O. R : On parle beaucoup aujourd’hui dans les établissements d’enseignement supérieur de la nécessité d’augmenter les ressources liées à la formation continue. Est-ce possible et dans quelles proportions ?

F. B : Qui se lancerait aujourd’hui à dire qu’on peut doubler les ressources liées à la formation continue alors que les grands groupes ne sont pas en train d’augmenter leurs dépenses de formation ? Au contraire, dans un double mouvement, elles se tournent de plus en plus vers le digital pour les réduire tout en faisant appel à des prestataires étrangers de plus en plus nombreux. La politique d’ESCP Europe est de proposer des formations de grande qualité, alignées sur les besoins de nos entreprises internationales et notamment dans la formation de leurs cadres dirigeants (senior executives) devenue une de leurs grandes priorités.

O. R : Vous avez annoncé que vous consacreriez une grande partie de votre temps à récolter des fonds en binôme avec la Fondation ESCP Europe. Où en êtes-vous ?

F. B : La jonction entre la formation continue et la recherche se fait dans des Chaires d’entreprise et je tiens à les développer. Je consacrerai donc du temps à aller visiter, avec notre fondation, les entreprises pour leur expliquer notre plan stratégique et comment elles peuvent s’y associer. C’est le devoir du directeur général d’une école d’incarner le projet de l’école et de convaincre les grandes entreprises européennes d’accompagner le développement de l’école.

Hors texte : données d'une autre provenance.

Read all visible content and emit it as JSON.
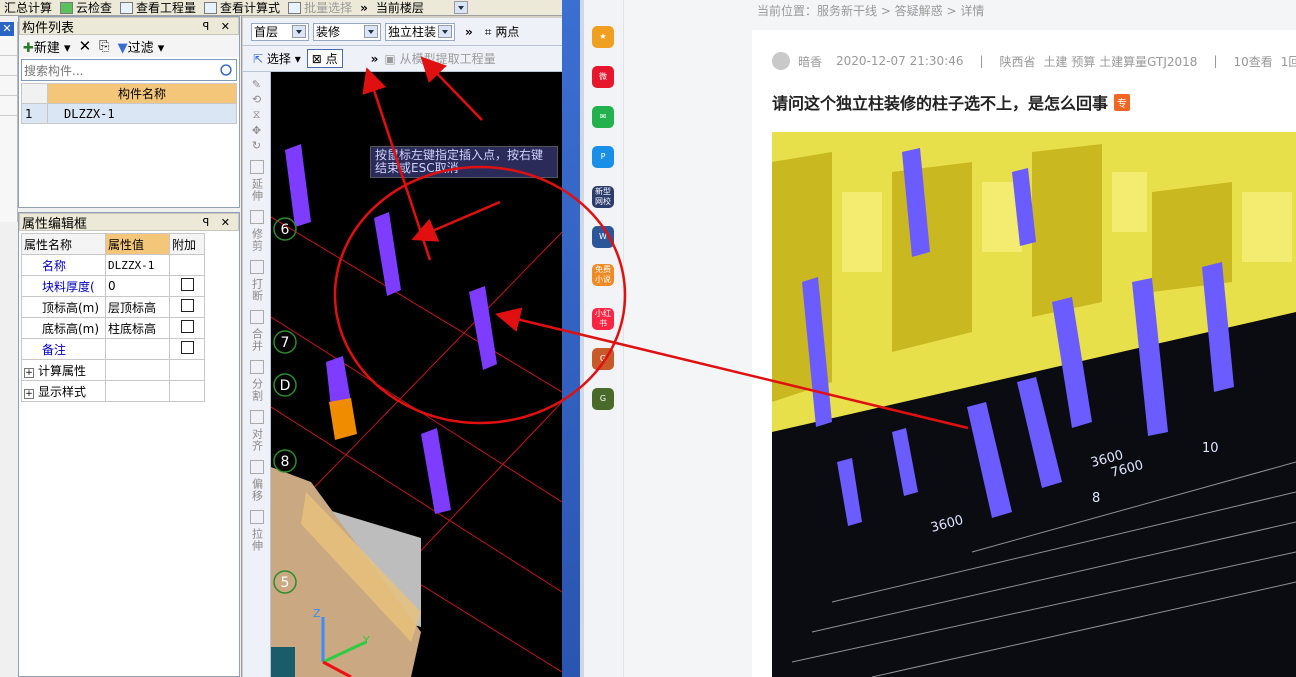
{
  "cad": {
    "topbar": {
      "summary": "汇总计算",
      "cloud_check": "云检查",
      "view_quantity": "查看工程量",
      "view_formula": "查看计算式",
      "batch_select": "批量选择",
      "more": "»",
      "current_floor": "当前楼层"
    },
    "component_list": {
      "title": "构件列表",
      "pin": "ꟼ ✕",
      "new_label": "新建",
      "filter_label": "过滤",
      "search_placeholder": "搜索构件...",
      "column": "构件名称",
      "rows": [
        {
          "index": "1",
          "name": "DLZZX-1"
        }
      ]
    },
    "property_editor": {
      "title": "属性编辑框",
      "columns": [
        "属性名称",
        "属性值",
        "附加"
      ],
      "rows": [
        {
          "name": "名称",
          "value": "DLZZX-1",
          "checkbox": false
        },
        {
          "name": "块料厚度(",
          "value": "0",
          "checkbox": true
        },
        {
          "name": "顶标高(m)",
          "value": "层顶标高",
          "checkbox": true
        },
        {
          "name": "底标高(m)",
          "value": "柱底标高",
          "checkbox": true
        },
        {
          "name": "备注",
          "value": "",
          "checkbox": true
        }
      ],
      "groups": [
        "计算属性",
        "显示样式"
      ]
    },
    "toolbar1": {
      "floor": "首层",
      "category": "装修",
      "component": "独立柱装",
      "more": "»",
      "two_point": "两点"
    },
    "toolbar2": {
      "select": "选择",
      "point": "点",
      "more": "»",
      "extract": "从模型提取工程量"
    },
    "side_tools": [
      "延伸",
      "修剪",
      "打断",
      "合并",
      "分割",
      "对齐",
      "偏移",
      "拉伸"
    ],
    "tooltip": "按鼠标左键指定插入点，按右键结束或ESC取消",
    "axis_labels": [
      "6",
      "7",
      "D",
      "8",
      "5"
    ],
    "axes": {
      "z": "Z",
      "y": "Y"
    }
  },
  "browser": {
    "breadcrumb": "当前位置：服务新干线 > 答疑解惑 > 详情",
    "author": "暗香",
    "date": "2020-12-07 21:30:46",
    "region": "陕西省",
    "tags": "土建 预算 土建算量GTJ2018",
    "views": "10查看",
    "answers": "1回",
    "question_title": "请问这个独立柱装修的柱子选不上，是怎么回事",
    "question_tag": "专",
    "sidebar_icons": [
      {
        "name": "star",
        "label": "★",
        "color": "#f0a020"
      },
      {
        "name": "weibo",
        "label": "微",
        "color": "#e6162d"
      },
      {
        "name": "mail",
        "label": "✉",
        "color": "#22b14c"
      },
      {
        "name": "p-app",
        "label": "P",
        "color": "#1a8fe8"
      },
      {
        "name": "news",
        "label": "新型网校",
        "color": "#2b3b6b"
      },
      {
        "name": "doc",
        "label": "W",
        "color": "#2b579a"
      },
      {
        "name": "novel",
        "label": "免费小说",
        "color": "#f08a24"
      },
      {
        "name": "redbook",
        "label": "小红书",
        "color": "#ff2442"
      },
      {
        "name": "game1",
        "label": "G",
        "color": "#c85a2a"
      },
      {
        "name": "game2",
        "label": "G",
        "color": "#4a6a2a"
      }
    ],
    "photo_labels": [
      "3600",
      "7600",
      "10",
      "3600",
      "8"
    ]
  }
}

O. R : On sait que les chambres de commerce et d’industrie vont voir leurs moyens partiellement amputés par le gouvernement. Ce qui va vous impacter par ricochet. Comment allez-vous vous adapter ?

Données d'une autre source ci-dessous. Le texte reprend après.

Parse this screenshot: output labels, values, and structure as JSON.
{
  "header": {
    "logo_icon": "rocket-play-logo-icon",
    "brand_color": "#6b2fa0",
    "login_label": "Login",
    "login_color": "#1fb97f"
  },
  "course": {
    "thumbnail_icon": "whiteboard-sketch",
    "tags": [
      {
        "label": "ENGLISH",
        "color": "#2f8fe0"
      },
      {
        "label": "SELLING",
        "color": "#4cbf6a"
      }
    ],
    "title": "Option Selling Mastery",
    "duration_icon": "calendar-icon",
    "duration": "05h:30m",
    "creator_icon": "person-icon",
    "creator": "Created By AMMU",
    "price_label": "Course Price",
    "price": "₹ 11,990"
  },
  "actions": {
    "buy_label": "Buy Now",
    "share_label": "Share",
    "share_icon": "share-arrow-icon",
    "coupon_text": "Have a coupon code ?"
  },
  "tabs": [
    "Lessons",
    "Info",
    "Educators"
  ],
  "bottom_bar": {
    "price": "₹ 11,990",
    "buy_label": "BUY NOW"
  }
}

F. B : Une école repose sur quatre piliers financiers : les frais de scolarité, la formation executive, sa fondation – dont les ressources sont aujourd’hui encore insuffisantes – et la subvention/contribution. Puisque le gouvernement ponctionne les Chambres (CCIR), nous allons à la fois devoir faire des efforts de productivité et augmenter raisonnablement nos frais de scolarité. En pré-master ils vont ainsi progresser de 8% à la prochaine rentrée et passer à 12000€ par an. En master, les étudiants français et de l’Union européenne débourseront eux 13500€ chaque année soit une augmentation de 11%. La qualité et l’excellence des programmes sont au cœur de nos évolutions. Nous mettons les équipes de l’école à forte contribution. Les collaborateurs sont à remercier pour leurs efforts.

O. R : Avec de telles augmentations, les grandes écoles de commerce ne risquent-elles pas de devenir de plus en plus inaccessibles au plus grand nombre ?

F. B : C’est tout à fait étonnant de voir comment ce gouvernement, en réduisant les moyens des écoles de commerce, prend le risque de créer une fracture sociale. Nos écoles risquent d’être de moins à moins accessibles à des jeunes issus des classes moyennes. Nous consacrerons donc 25 à 30% de nos nouvelles ressources (augmentation des frais de scolarité) à l’attribution de bourses.

Je ne comprends pas comment de telles décisions politiques peuvent être prises en ignorant la réalité d’un enseignement supérieur de gestion français qui est un fleuron international. Alors que nos grandes écoles sont parmi les meilleures au monde, c’est calamiteux de prendre ainsi le risque de restreindre l’accès aux écoles aux étudiants les plus avantagés financièrement.

O. R : Vous dites que les ressources de votre Fondation sont insuffisantes Pourtant vous bénéficiez du concours d’un large réseau d’anciens.

F. B : ESCP Europe peut être fière de son réseau de 45 000 alumni mais ils ne sont pas tous Français et ils n’ont donc pas tous le même degré de mobilisation dans la Fondation. Notre forte dimension internationale fait que nous vivons peut-être l’adage « loin des yeux, loin du cœur ».

O. R : Les grande écoles « consulaires », dépendant d’une chambre de commerce et d’industrie, vont pouvoir adopter un nouveau statut dit d’« établissement d’enseignement supérieur consulaire » (EESC). Quand ESCP Europe l’adoptera-t-elle ?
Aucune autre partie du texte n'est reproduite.